Il grano duro italiano è coltivato stabilmente su una superficie di circa 1.280.000 ettari, comunque inferiore a quella di qualche anno fa quando gli agricoltori potevano beneficiare del cosiddetto “aiuto supplementare”, previsto dalla PAC di allora e in grado di assicurare un reddito almeno sufficiente.
Ad ogni modo, oltre il 10% (circa 137.000 ettari) è oggi dedicato alla produzione biologica, con una crescita che, solo tra il 2015 e il 2016, è stata pari al 45%!
I motivi di questa corsa al bio sono ben individuati: da un lato il consumatore italiano ed europeo è sempre più attratto dagli alimenti prodotti in modo sostenibile e rispettoso dell’ambiente, e il biologico risponde a queste esigenze fornendo ai cittadini una percezione positiva; dall’altro gli agricoltori, al di là di convinzioni ideologiche, sono interessati ai maggiori redditi che le produzioni biologiche sono in grado di assicurare, pur a fronte di costi più elevati rispetto all’agricoltura convenzionale.
Di fatto, la quotazione del frumento duro presso la borsa merci di Milano nel 2018 sta producendo uno spread di 165 tra granella biologica e tradizionale. Nel 2006 tale differenziale era limitato a 39.

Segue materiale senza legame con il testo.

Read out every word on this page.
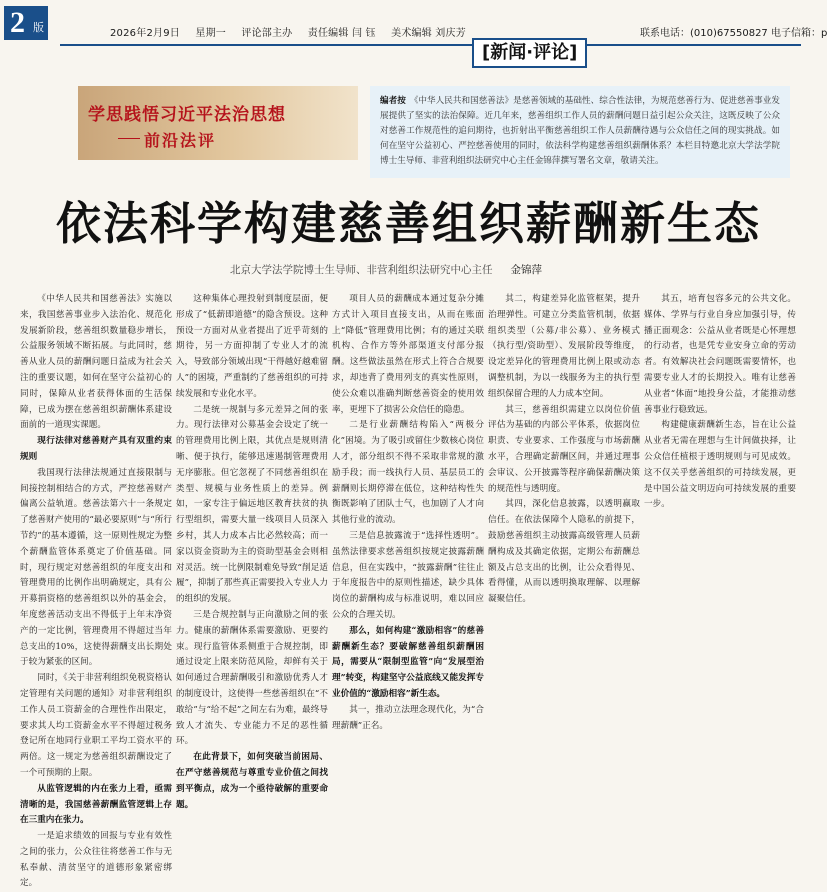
2 版	2026年2月9日 星期一 评论部主办 责任编辑 闫 钰 美术编辑 刘庆芳	联系电话：(010)67550827 电子信箱：p
[新闻·评论]
学思践悟习近平法治思想
前沿法评
编者按 《中华人民共和国慈善法》是慈善领域的基础性、综合性法律，为规范慈善行为、促进慈善事业发展提供了坚实的法治保障。近几年来，慈善组织工作人员的薪酬问题日益引起公众关注，这既反映了公众对慈善工作规范性的追问期待，也折射出平衡慈善组织工作人员薪酬待遇与公众信任之间的现实挑战。如何在坚守公益初心、严控慈善使用的同时，依法科学构建慈善组织薪酬体系？本栏目特邀北京大学法学院博士生导师、非营利组织法研究中心主任金锦萍撰写署名文章，敬请关注。
依法科学构建慈善组织薪酬新生态
北京大学法学院博士生导师、非营利组织法研究中心主任 金锦萍

《中华人民共和国慈善法》实施以来，我国慈善事业步入法治化、规范化发展新阶段，慈善组织数量稳步增长，公益服务领域不断拓展。与此同时，慈善从业人员的薪酬问题日益成为社会关注的重要议题，如何在坚守公益初心的同时，保障从业者获得体面的生活保障，已成为摆在慈善组织薪酬体系建设面前的一道现实课题。

现行法律对慈善财产具有双重约束规则

我国现行法律法规通过直接限制与间接控制相结合的方式，严控慈善财产偏离公益轨道。慈善法第六十一条规定了慈善财产使用的“最必要原则”与“所行节约”的基本遵循，这一原则性规定为整个薪酬监管体系奠定了价值基础。同时，现行规定对慈善组织的年度支出和管理费用的比例作出明确规定，具有公开募捐资格的慈善组织以外的基金会，年度慈善活动支出不得低于上年末净资产的一定比例，管理费用不得超过当年总支出的10%，这使得薪酬支出长期处于较为紧张的区间。

同时，《关于非营利组织免税资格认定管理有关问题的通知》对非营利组织工作人员工资薪金的合理性作出限定，要求其人均工资薪金水平不得超过税务登记所在地同行业职工平均工资水平的两倍。这一规定为慈善组织薪酬设定了一个可预期的上限。

从监管逻辑的内在张力上看，亟需清晰的是，我国慈善薪酬监管逻辑上存在三重内在张力。

一是追求绩效的回报与专业有效性之间的张力，公众往往将慈善工作与无私奉献、清贫坚守的道德形象紧密绑定。

这种集体心理投射到制度层面，便形成了“低薪即道德”的隐含预设。这种预设一方面对从业者提出了近乎苛刻的期待，另一方面抑制了专业人才的流入，导致部分领域出现“干得越好越难留人”的困境，严重制约了慈善组织的可持续发展和专业化水平。

二是统一规制与多元差异之间的张力。现行法律对公募基金会设定了统一的管理费用比例上限，其优点是规则清晰、便于执行，能够迅速遏制管理费用无序膨胀。但它忽视了不同慈善组织在类型、规模与业务性质上的差异。例如，一家专注于偏远地区教育扶贫的执行型组织，需要大量一线项目人员深入乡村，其人力成本占比必然较高；而一家以资金资助为主的资助型基金会则相对灵活。统一比例限制难免导致“削足适履”，抑制了那些真正需要投入专业人力的组织的发展。

三是合规控制与正向激励之间的张力。健康的薪酬体系需要激励、更要约束。现行监管体系侧重于合规控制，即通过设定上限来防范风险，却鲜有关于如何通过合理薪酬吸引和激励优秀人才的制度设计，这使得一些慈善组织在“不敢给”与“给不起”之间左右为难，最终导致人才流失、专业能力不足的恶性循环。

在此背景下，如何突破当前困局、在严守慈善规范与尊重专业价值之间找到平衡点，成为一个亟待破解的重要命题。

项目人员的薪酬成本通过复杂分摊方式计入项目直接支出，从而在账面上“降低”管理费用比例；有的通过关联机构、合作方等外部渠道支付部分报酬。这些做法虽然在形式上符合合规要求，却违背了费用列支的真实性原则，使公众难以准确判断慈善资金的使用效率，更埋下了损害公众信任的隐患。

二是行业薪酬结构陷入“两极分化”困境。为了吸引或留住少数核心岗位人才，部分组织不得不采取非常规的激励手段；而一线执行人员、基层员工的薪酬则长期停滞在低位，这种结构性失衡既影响了团队士气，也加剧了人才向其他行业的流动。

三是信息披露流于“选择性透明”。虽然法律要求慈善组织按规定披露薪酬信息，但在实践中，“披露薪酬”往往止于年度报告中的原则性描述，缺少具体岗位的薪酬构成与标准说明，难以回应公众的合理关切。

那么，如何构建“激励相容”的慈善薪酬新生态？要破解慈善组织薪酬困局，需要从“限制型监管”向“发展型治理”转变，构建坚守公益底线又能发挥专业价值的“激励相容”新生态。

其一，推动立法理念现代化，为“合理薪酬”正名。

其二，构建差异化监管框架，提升治理弹性。可建立分类监管机制，依据组织类型（公募/非公募）、业务模式（执行型/资助型）、发展阶段等维度，设定差异化的管理费用比例上限或动态调整机制，为以一线服务为主的执行型组织保留合理的人力成本空间。

其三，慈善组织需建立以岗位价值评估为基础的内部公平体系，依据岗位职责、专业要求、工作强度与市场薪酬水平，合理确定薪酬区间，并通过理事会审议、公开披露等程序确保薪酬决策的规范性与透明度。

其四，深化信息披露，以透明赢取信任。在依法保障个人隐私的前提下，鼓励慈善组织主动披露高级管理人员薪酬构成及其确定依据，定期公布薪酬总额及占总支出的比例，让公众看得见、看得懂，从而以透明换取理解、以理解凝聚信任。

其五，培育包容多元的公共文化。媒体、学界与行业自身应加强引导，传播正面观念：公益从业者既是心怀理想的行动者，也是凭专业安身立命的劳动者。有效解决社会问题既需要情怀，也需要专业人才的长期投入。唯有让慈善从业者“体面”地投身公益，才能推动慈善事业行稳致远。

构建健康薪酬新生态，旨在让公益从业者无需在理想与生计间做抉择，让公众信任植根于透明规则与可见成效。这不仅关乎慈善组织的可持续发展，更是中国公益文明迈向可持续发展的重要一步。
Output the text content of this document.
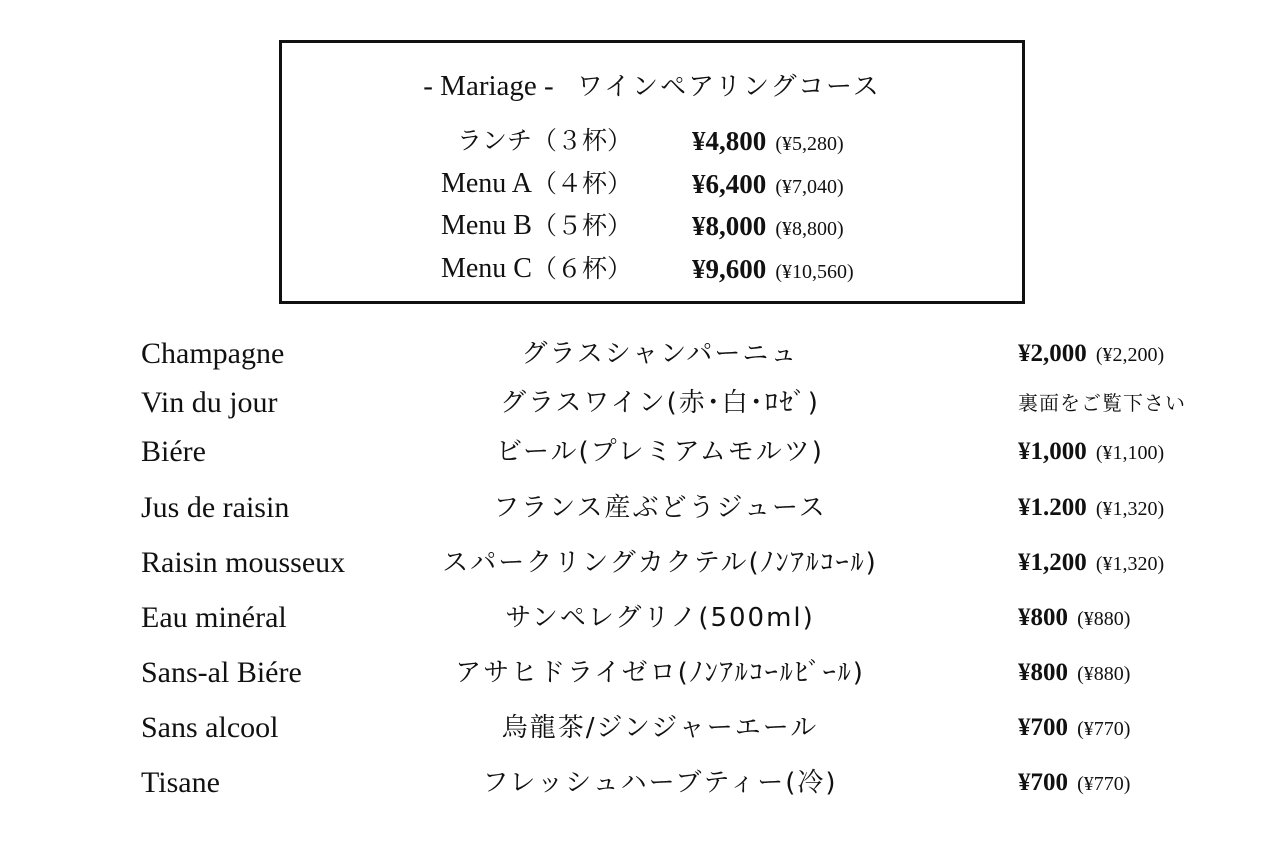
- Mariage - ワインペアリングコース
ランチ（３杯） ¥4,800 (¥5,280)
Menu A（４杯） ¥6,400 (¥7,040)
Menu B（５杯） ¥8,000 (¥8,800)
Menu C（６杯） ¥9,600 (¥10,560)
Champagne	グラスシャンパーニュ	¥2,000 (¥2,200)
Vin du jour	グラスワイン(赤･白･ﾛｾﾞ)	裏面をご覧下さい
Biére	ビール(プレミアムモルツ)	¥1,000 (¥1,100)
Jus de raisin	フランス産ぶどうジュース	¥1.200 (¥1,320)
Raisin mousseux	スパークリングカクテル(ﾉﾝｱﾙｺｰﾙ)	¥1,200 (¥1,320)
Eau minéral	サンペレグリノ(500ml)	¥800 (¥880)
Sans-al Biére	アサヒドライゼロ(ﾉﾝｱﾙｺｰﾙﾋﾞｰﾙ)	¥800 (¥880)
Sans alcool	烏龍茶/ジンジャーエール	¥700 (¥770)
Tisane	フレッシュハーブティー(冷)	¥700 (¥770)
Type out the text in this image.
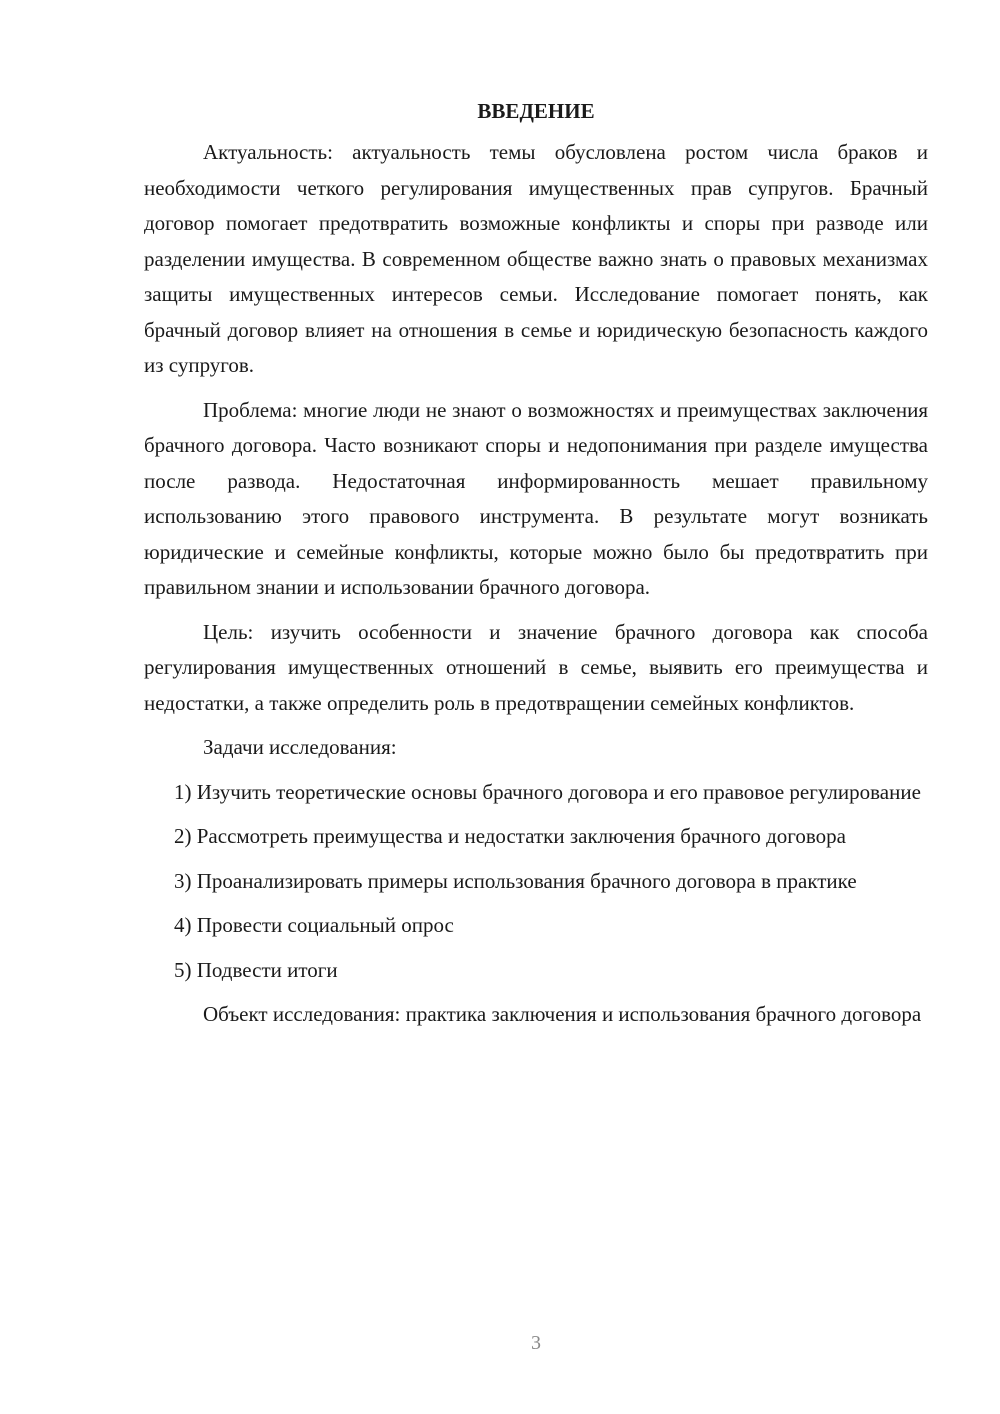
ВВЕДЕНИЕ

Актуальность: актуальность темы обусловлена ростом числа браков и необходимости четкого регулирования имущественных прав супругов. Брачный договор помогает предотвратить возможные конфликты и споры при разводе или разделении имущества. В современном обществе важно знать о правовых механизмах защиты имущественных интересов семьи. Исследование помогает понять, как брачный договор влияет на отношения в семье и юридическую безопасность каждого из супругов.

Проблема: многие люди не знают о возможностях и преимуществах заключения брачного договора. Часто возникают споры и недопонимания при разделе имущества после развода. Недостаточная информированность мешает правильному использованию этого правового инструмента. В результате могут возникать юридические и семейные конфликты, которые можно было бы предотвратить при правильном знании и использовании брачного договора.

Цель: изучить особенности и значение брачного договора как способа регулирования имущественных отношений в семье, выявить его преимущества и недостатки, а также определить роль в предотвращении семейных конфликтов.

Задачи исследования:

1) Изучить теоретические основы брачного договора и его правовое регулирование

2) Рассмотреть преимущества и недостатки заключения брачного договора

3) Проанализировать примеры использования брачного договора в практике

4) Провести социальный опрос

5) Подвести итоги

Объект исследования: практика заключения и использования брачного договора

3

Numeri inequivocabili, presentati e discussi in un recentissimo Focus group organizzato da Ismea con Riccardo Meo e Franco Torelli e tenuto a Foggia presso la sede del CREA, con la partecipazione di vari attori della filiera del grano duro.
A fronte di tale crescita, che può rappresentare una nuova frontiera per tutto il settore, anche la ricerca si sta adeguando e di questo aspetto ha parlato il dott. Pasquale De Vita, ricercatore presso lo stesso CREA.
Il dato di partenza è la forte differenziazione varietale in atto. Mentre pochi anni fa le 10 varietà di frumento duro più diffuse sul mercato erano le più utilizzate anche per la produzione biologica, oggi non è più così e ogni zona sceglie le varietà più adatte.
Pertanto la ricerca italiana sul frumento duro è oggi orientata a un ideotipo diverso da quello tradizionale, che presenti caratteristiche ottimali per la coltivazione con metodo biologico.
Gli obiettivi sono sostanzialmente tre: la competitività con le erbe spontanee, l’uso efficiente dell’azoto, la tolleranza alle patologie.
Per il primo si lavora, oltre che sulla genetica, anche su un tipo di semina sparsa (da non confondere con quella a spaglio), in alternativa a quella a righe; si utilizza lo stesso numero di semi di quest’ultima ma uniformemente distribuiti sul terreno, in modo da anticipare la chiusura dell’interfila.
Si studia poi il rapporto delle piante di frumento con funghi micorrizici, che potrebbero migliorare l’assorbimento dell’azoto.
Riguardo le malattie, oltre ad alternariosi e fusariosi si presta molta attenzione alle ruggini, che da qualche anno sono rilevate con maggiore frequenza: la gialla e la bruna in Puglia e Basilicata, mentre in Sicilia si riscontra anche la ruggine nera.
Per ottenere queste nuove varietà il CREA di Foggia lavora in stretta collaborazione con vari Istituti di ricerca presenti in vari paesi.
E’ quanto mai auspicabile che la ricerca italiana torni a recitare un ruolo significativo in un settore tipicamente nostro per storia e tradizione, oggi sempre più colonizzato dai capitali esteri.
Un’altra questione importante e mai del tutto risolta è quella relativa ai controlli. Gli agricoltori chiedono che, per dare spessore e maggiore credibilità ad una filiera così importante (il biologico è il prodotto tracciato per eccellenza!), anche i trasformatori si attivino per ottenere controlli ineccepibili ed evitare qualsiasi tentativo di truffa, da cui neanche il settore del grano duro bio è purtroppo esente.